Anger invades much of our lives today. We feast on it like vampires feed on blood. The more anger in our lives, the more we seek out. We are addicted to it. It is so pervasive in our society that courses are taught in managing it.
Think about it. Ratings on most reality shows are driven by the "villain." That contestant gets angry, throws a temper tantrum, and the ratings go up. It doesn't matter whether the show is about people in the jungle or women in New York. The formula is the same. Get angry - get ratings.
Unfortunately, that carries over into everything we do. To get what we want and force things to go our way, we pitch a fit. We lay on our horns when we are driving, we yell into our cell phones at restaurants, and we don't tolerate differing opinions.

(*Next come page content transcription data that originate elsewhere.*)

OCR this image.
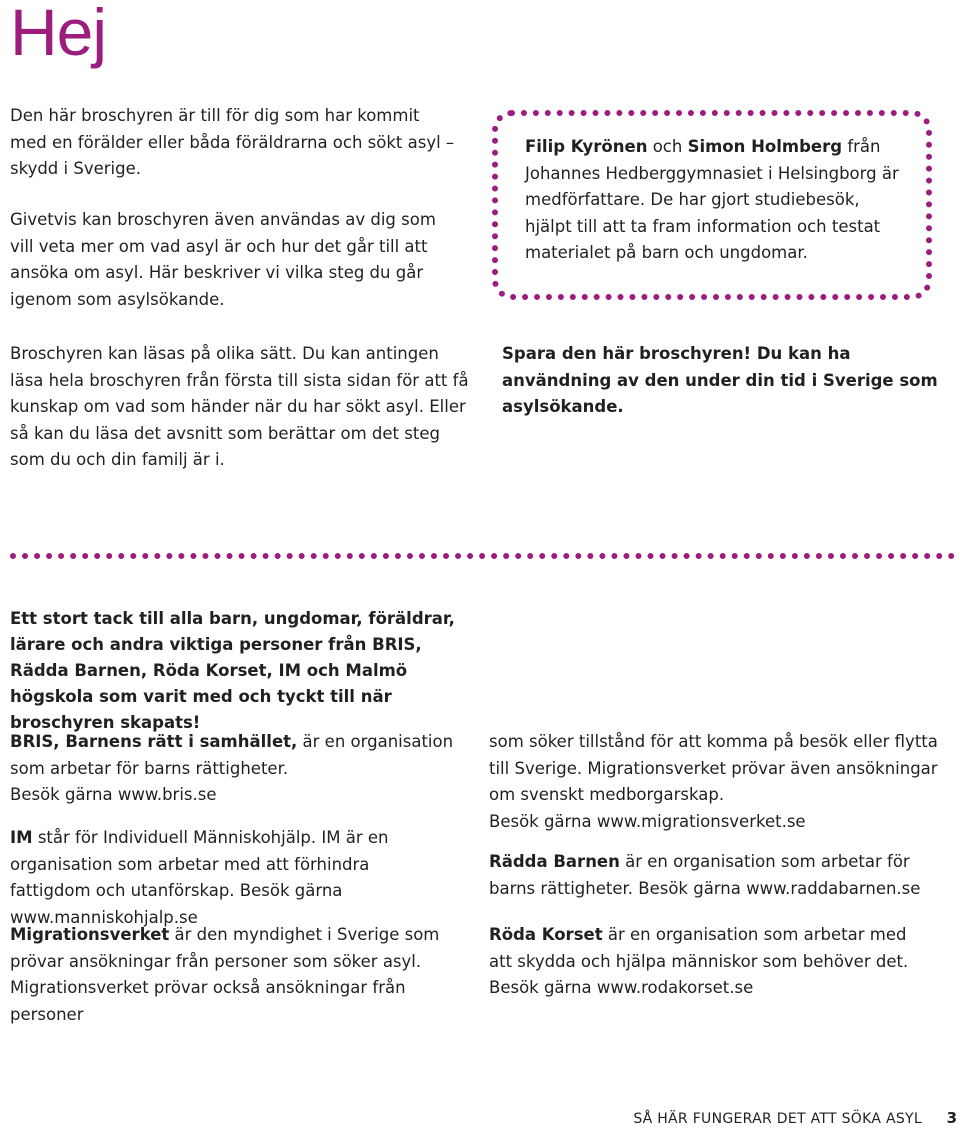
Hej
Den här broschyren är till för dig som har kommit med en förälder eller båda föräldrarna och sökt asyl – skydd i Sverige.
Givetvis kan broschyren även användas av dig som vill veta mer om vad asyl är och hur det går till att ansöka om asyl. Här beskriver vi vilka steg du går igenom som asylsökande.
Broschyren kan läsas på olika sätt. Du kan antingen läsa hela broschyren från första till sista sidan för att få kunskap om vad som händer när du har sökt asyl. Eller så kan du läsa det avsnitt som berättar om det steg som du och din familj är i.
Filip Kyrönen och Simon Holmberg från Johannes Hedberggymnasiet i Helsingborg är medförfattare. De har gjort studiebesök, hjälpt till att ta fram information och testat materialet på barn och ungdomar.
Spara den här broschyren! Du kan ha användning av den under din tid i Sverige som asylsökande.
Ett stort tack till alla barn, ungdomar, föräldrar, lärare och andra viktiga personer från BRIS, Rädda Barnen, Röda Korset, IM och Malmö högskola som varit med och tyckt till när broschyren skapats!
BRIS, Barnens rätt i samhället, är en organisation som arbetar för barns rättigheter.
Besök gärna www.bris.se
IM står för Individuell Människohjälp. IM är en organisation som arbetar med att förhindra fattigdom och utanförskap. Besök gärna www.manniskohjalp.se
Migrationsverket är den myndighet i Sverige som prövar ansökningar från personer som söker asyl. Migrationsverket prövar också ansökningar från personer
som söker tillstånd för att komma på besök eller flytta till Sverige. Migrationsverket prövar även ansökningar om svenskt medborgarskap.
Besök gärna www.migrationsverket.se
Rädda Barnen är en organisation som arbetar för barns rättigheter. Besök gärna www.raddabarnen.se
Röda Korset är en organisation som arbetar med att skydda och hjälpa människor som behöver det.
Besök gärna www.rodakorset.se
SÅ HÄR FUNGERAR DET ATT SÖKA ASYL 3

Abe Lincoln is popular right now. Perhaps we should respond to him, not as a movie star, but as a man who was surrounded by angry people. The country, literally torn in two by anger, was the worst of it but close to him, the men within his cabinet were angry with themselves, their personal lot, the endless war they thought would be over in months. His wife was despondent over the loss of another child and his eldest son was a stranger.
Lincoln said,"Most people are as happy as they make up their minds to be." In other words, sustained anger is a choice. We decide to be angry all the time.
Strong emotion interferes with our ability to reason and obstructs our logic. When we argue with friends or family true communication is non-existent. We don't say what we mean and we shut out what others try to express.
If we follow Lincoln's advice and elect to be happier, what might we accomplish? Perhaps we won't be able to do things as astounding as pushing the 13th Amendment through, but who knows? If we decide to be happier, what might we hear or do that could change our lives?